A neat feature of Dyson’s scheme is that it fits with our way of conceptualizing understanding in terms of visual perspective. A bird, spending its time aloft, commands a “bird’s-eye view”; the frog’s eye view is much narrower but takes in more detail. There is an echo of the “miss the forest for the trees” expression here. But while that expression celebrates those who see the forest, Dyson—a proud frog—intends no such judgement: “It is stupid to claim that birds are better than frogs because they see farther, or that frogs are better than birds because they see deeper.” Math needs both, he argues.

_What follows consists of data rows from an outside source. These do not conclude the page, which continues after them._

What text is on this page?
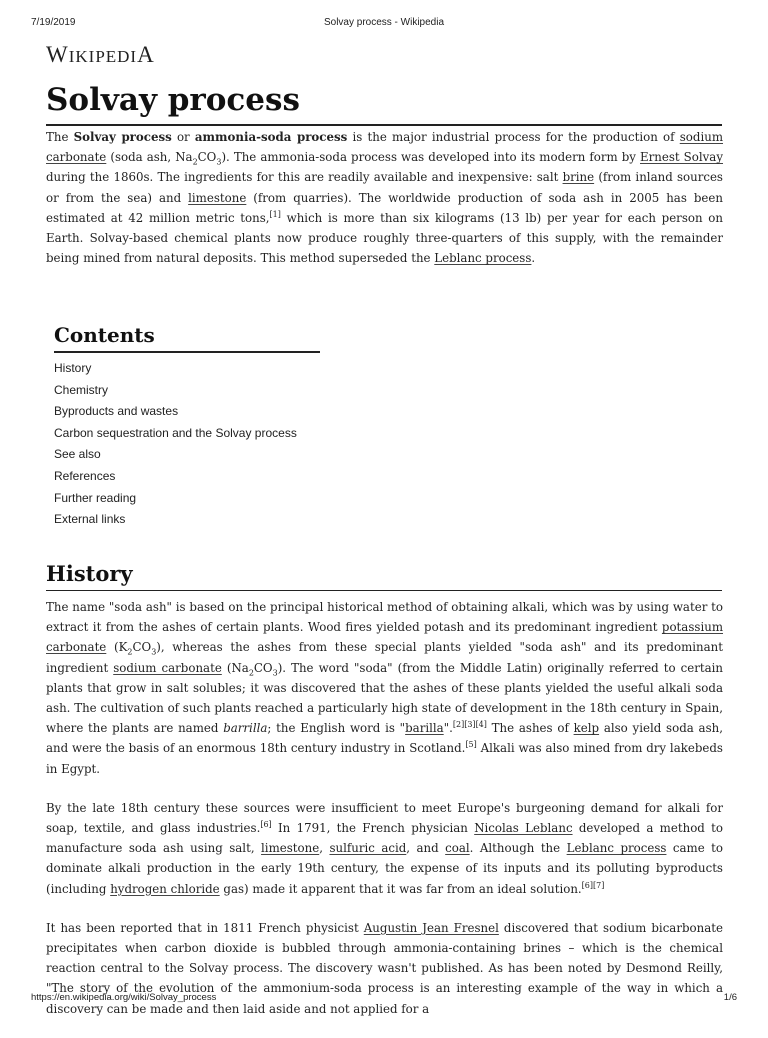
7/19/2019	Solvay process - Wikipedia
WIKIPEDIA
Solvay process

The Solvay process or ammonia-soda process is the major industrial process for the production of sodium carbonate (soda ash, $Na_2CO_3$). The ammonia-soda process was developed into its modern form by Ernest Solvay during the 1860s. The ingredients for this are readily available and inexpensive: salt brine (from inland sources or from the sea) and limestone (from quarries). The worldwide production of soda ash in 2005 has been estimated at 42 million metric tons,[1] which is more than six kilograms (13 lb) per year for each person on Earth. Solvay-based chemical plants now produce roughly three-quarters of this supply, with the remainder being mined from natural deposits. This method superseded the Leblanc process.

Contents
History
Chemistry
Byproducts and wastes
Carbon sequestration and the Solvay process
See also
References
Further reading
External links
History

The name "soda ash" is based on the principal historical method of obtaining alkali, which was by using water to extract it from the ashes of certain plants. Wood fires yielded potash and its predominant ingredient potassium carbonate $(K_2CO_3)$, whereas the ashes from these special plants yielded "soda ash" and its predominant ingredient sodium carbonate $(Na_2CO_3)$. The word "soda" (from the Middle Latin) originally referred to certain plants that grow in salt solubles; it was discovered that the ashes of these plants yielded the useful alkali soda ash. The cultivation of such plants reached a particularly high state of development in the 18th century in Spain, where the plants are named barrilla; the English word is "barilla".[2][3][4] The ashes of kelp also yield soda ash, and were the basis of an enormous 18th century industry in Scotland.[5] Alkali was also mined from dry lakebeds in Egypt.

By the late 18th century these sources were insufficient to meet Europe's burgeoning demand for alkali for soap, textile, and glass industries.[6] In 1791, the French physician Nicolas Leblanc developed a method to manufacture soda ash using salt, limestone, sulfuric acid, and coal. Although the Leblanc process came to dominate alkali production in the early 19th century, the expense of its inputs and its polluting byproducts (including hydrogen chloride gas) made it apparent that it was far from an ideal solution.[6][7]

It has been reported that in 1811 French physicist Augustin Jean Fresnel discovered that sodium bicarbonate precipitates when carbon dioxide is bubbled through ammonia-containing brines – which is the chemical reaction central to the Solvay process. The discovery wasn't published. As has been noted by Desmond Reilly, "The story of the evolution of the ammonium-soda process is an interesting example of the way in which a discovery can be made and then laid aside and not applied for a

https://en.wikipedia.org/wiki/Solvay_process	1/6
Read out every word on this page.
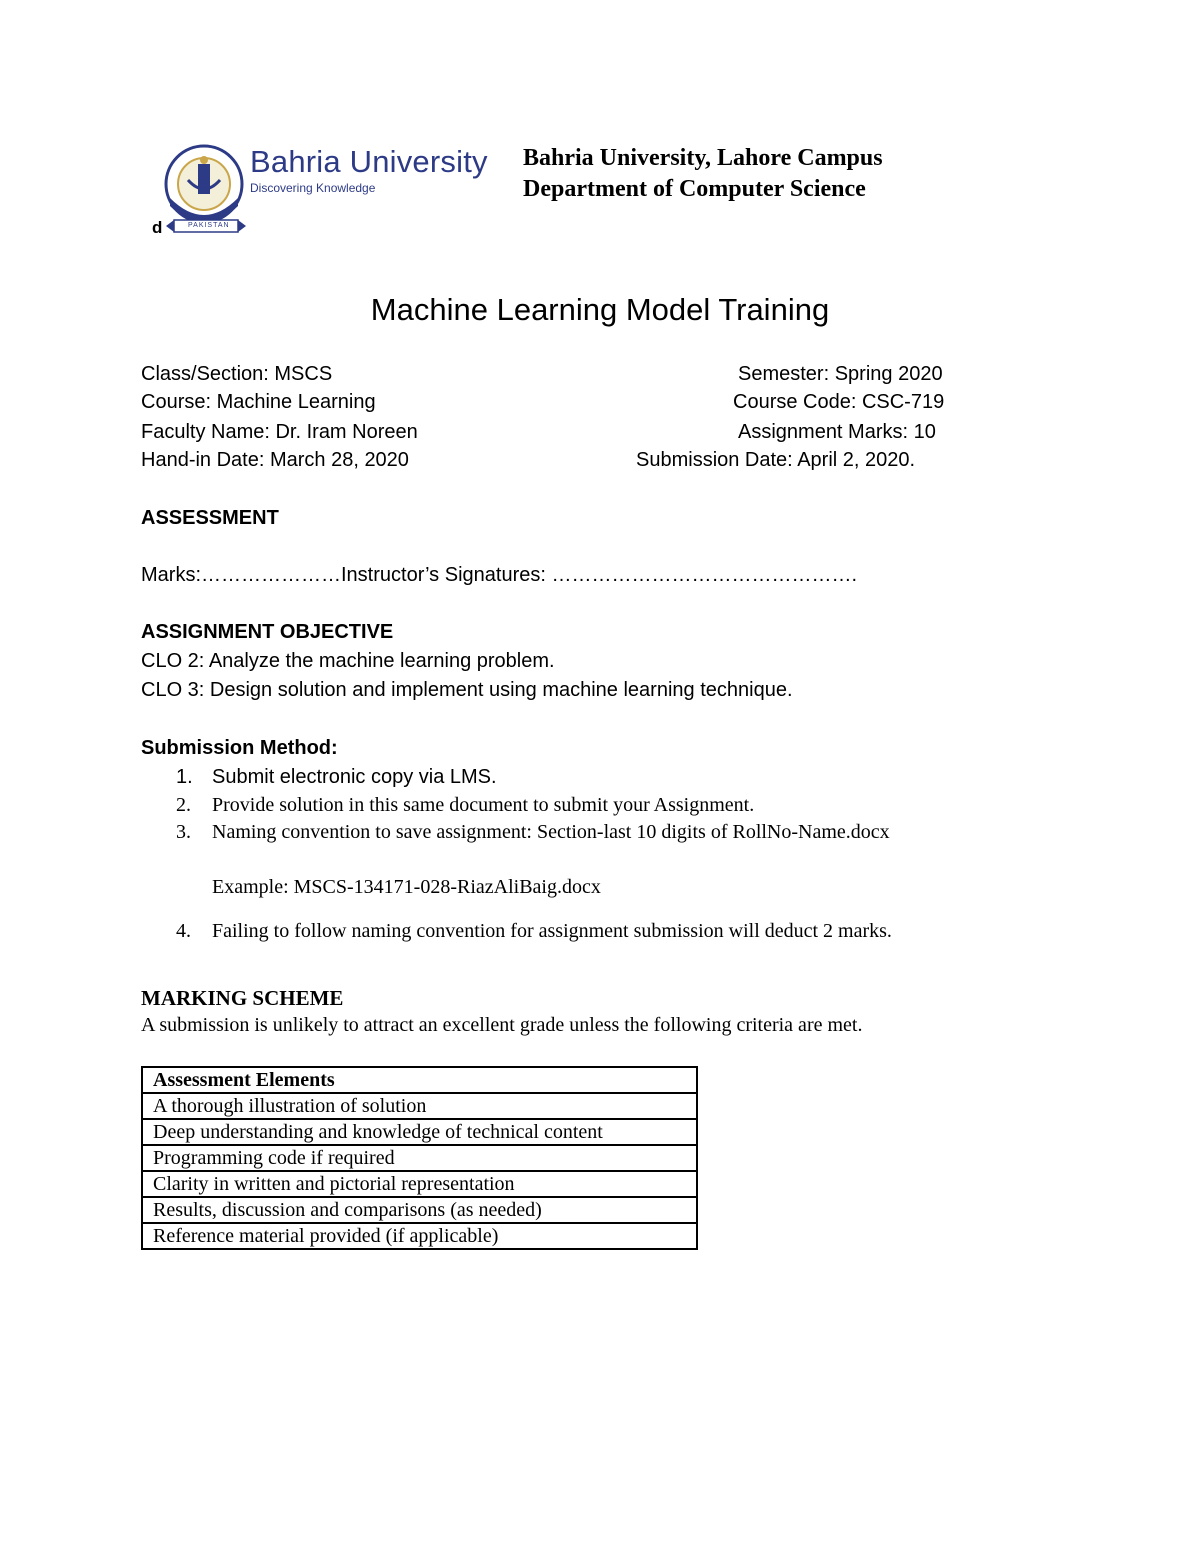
PAKISTAN
Bahria University
Discovering Knowledge
d
Bahria University, Lahore Campus
Department of Computer Science
Machine Learning Model Training
Class/Section: MSCS	Semester: Spring 2020
Course: Machine Learning	Course Code: CSC-719
Faculty Name: Dr. Iram Noreen	Assignment Marks: 10
Hand-in Date: March 28, 2020	Submission Date: April 2, 2020.
ASSESSMENT
Marks:…………………Instructor’s Signatures: ……………………………………….
ASSIGNMENT OBJECTIVE
CLO 2: Analyze the machine learning problem.
CLO 3: Design solution and implement using machine learning technique.
Submission Method:
1. Submit electronic copy via LMS.
2. Provide solution in this same document to submit your Assignment.
3. Naming convention to save assignment: Section-last 10 digits of RollNo-Name.docx
Example: MSCS-134171-028-RiazAliBaig.docx
4. Failing to follow naming convention for assignment submission will deduct 2 marks.
MARKING SCHEME
A submission is unlikely to attract an excellent grade unless the following criteria are met.
Assessment Elements
A thorough illustration of solution
Deep understanding and knowledge of technical content
Programming code if required
Clarity in written and pictorial representation
Results, discussion and comparisons (as needed)
Reference material provided (if applicable)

There are, of course, other widely recognized dimensions of intellectual personality that have yet to be assigned an animal mascot. Some of these have existing labels—generalists vs specialists, splitters vs lumpers. Others remain unlabeled. To take just one example: there seems to be a divide between those who like types and taxonomies and those who prefer to trouble distinctions and problematize binaries.

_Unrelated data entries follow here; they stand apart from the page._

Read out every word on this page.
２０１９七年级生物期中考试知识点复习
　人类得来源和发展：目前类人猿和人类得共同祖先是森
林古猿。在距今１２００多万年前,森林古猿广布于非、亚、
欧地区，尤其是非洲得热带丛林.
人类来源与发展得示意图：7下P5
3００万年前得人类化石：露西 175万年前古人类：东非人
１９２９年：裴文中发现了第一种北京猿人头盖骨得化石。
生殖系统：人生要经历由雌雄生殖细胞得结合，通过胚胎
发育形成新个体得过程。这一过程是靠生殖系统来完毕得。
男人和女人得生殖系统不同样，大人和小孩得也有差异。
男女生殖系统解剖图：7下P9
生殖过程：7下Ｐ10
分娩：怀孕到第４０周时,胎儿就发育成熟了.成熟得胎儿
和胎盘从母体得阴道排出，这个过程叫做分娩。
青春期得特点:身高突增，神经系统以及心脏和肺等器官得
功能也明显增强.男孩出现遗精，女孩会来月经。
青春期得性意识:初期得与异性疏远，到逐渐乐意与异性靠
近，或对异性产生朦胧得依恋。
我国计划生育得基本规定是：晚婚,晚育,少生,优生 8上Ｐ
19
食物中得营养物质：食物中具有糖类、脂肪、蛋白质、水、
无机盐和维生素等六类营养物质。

Once we start to examine the space of intellectual personality, irresistible questions pop up. One is whether certain pairings of personality type make for especially fruitful collaborations. Are there particular recipes for intellectual magic, for scholarly synergy? Another question is whether personality variation in academia, on the whole, is dwindling. The academy used to be place where a thousand flowers could bloom. But with increased competition—and increased job demands—it may be that the folks who survive the academic gauntlet end up being…. alike. Certainly it’s now common for successful senior scholars to claim that they would never land or hold a job in today’s academic climate. (These folks are usually intellectual tortoises.). As Dyson noted, species diversity is enormously valuable in academia, just as it is in any other ecosystem. We need not just birds and frogs, but ants, bees, spiders, hedgehogs, foxes—and all those as-yet-unidentified species, too.
Notes
[1] Certain dimensions of intellectual personality broadly align with disciplinary taste. You’re likely to find lower “tolerance of ambiguity” among engineers than you are among literary scholars. Humans and psychologists probably tend to be more interested in people; physicists less so. For one study in this direction, see here.
[2] It’s interesting that Dyson observes, as a kind of after-thought, that frogs “solve problems one at a time.” It’s an empirical question whether those with a narrower focus tend to work on projects serially. It’s certainly not a correlation that I’ve noticed—but that doesn’t mean it’s not true.